While the fishing is a little slow, now seems as good a time as any to make comment on a topic that needs a little attention.

This involves the amount of time well-intentioned anglers have big Murray cod, or any cod for that matter, out of the water before their release.

Big cod may take on the appearance of tough, feisty critters but they are, in fact, big pussies. Out of the water, cod will stress and die quite easily if not handled correctly.

One fish observed recently was measured, weighed, videoed, photographed, then videoed again before its eventual release. The whole process took no less than 20 minutes and the outcome was a fish that really struggled.

This took place while both the water temperature and fishes’ metabolisms were down, the perfect conditions for releasing big cod.

If this same scenario had taken place a few months earlier, when conditions were a little warmer, this and every fish witnessed captured by this group would have died. There is no doubt their intentions were noble but their handling techniques fell well short of the mark.


If your intention is to release these big fish in the best possible condition, then time is a critical factor. Have a plan.

It takes only one angler to fight a fish.
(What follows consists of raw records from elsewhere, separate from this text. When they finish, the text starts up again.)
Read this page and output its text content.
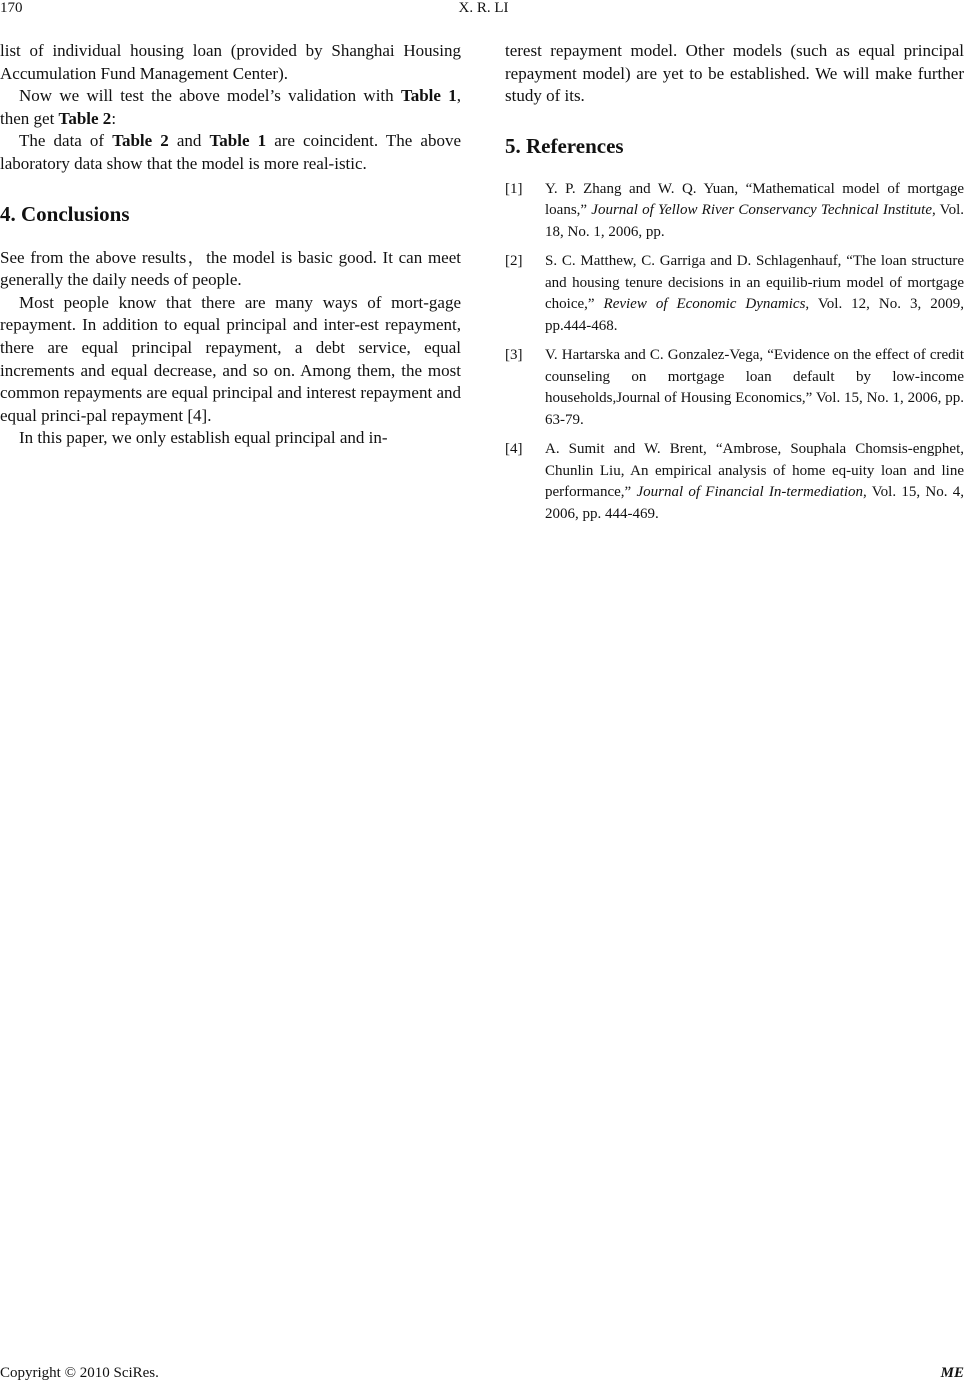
170	X. R. LI

list of individual housing loan (provided by Shanghai Housing Accumulation Fund Management Center).

Now we will test the above model’s validation with Table 1, then get Table 2:

The data of Table 2 and Table 1 are coincident. The above laboratory data show that the model is more real-istic.

4. Conclusions

See from the above results，the model is basic good. It can meet generally the daily needs of people.

Most people know that there are many ways of mort-gage repayment. In addition to equal principal and inter-est repayment, there are equal principal repayment, a debt service, equal increments and equal decrease, and so on. Among them, the most common repayments are equal principal and interest repayment and equal princi-pal repayment [4].

In this paper, we only establish equal principal and in-

terest repayment model. Other models (such as equal principal repayment model) are yet to be established. We will make further study of its.

5. References
[1]	Y. P. Zhang and W. Q. Yuan, “Mathematical model of mortgage loans,” Journal of Yellow River Conservancy Technical Institute, Vol. 18, No. 1, 2006, pp.
[2]	S. C. Matthew, C. Garriga and D. Schlagenhauf, “The loan structure and housing tenure decisions in an equilib-rium model of mortgage choice,” Review of Economic Dynamics, Vol. 12, No. 3, 2009, pp.444-468.
[3]	V. Hartarska and C. Gonzalez-Vega, “Evidence on the effect of credit counseling on mortgage loan default by low-income households,Journal of Housing Economics,” Vol. 15, No. 1, 2006, pp. 63-79.
[4]	A. Sumit and W. Brent, “Ambrose, Souphala Chomsis-engphet, Chunlin Liu, An empirical analysis of home eq-uity loan and line performance,” Journal of Financial In-termediation, Vol. 15, No. 4, 2006, pp. 444-469.
Copyright © 2010 SciRes.	ME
While this is happening, the offsider can prepare the camera, pliers, gloves and, most importantly, a wet towel to lay the fish on when it comes on board.

If you intend to weigh your catch, simply hook your scales onto the landing net when you bring the fish on deck.

Keep your hands clear of gill slits and support the fish’s whole body weight. Do not lift or weigh the fish by the head or gills.

When the weather is a little warmer, get in the water with the fish to obtain photos as any more than a couple of minutes out of the water in hot weather will see your catch of a lifetime turn into a pile of fatty fillets.

Catch and release is a great part of the angling package. If you are proficient at catching a particular fish, obtain the knowledge how to correctly handle and release it. It takes little effort to get it right and the results are very rewarding.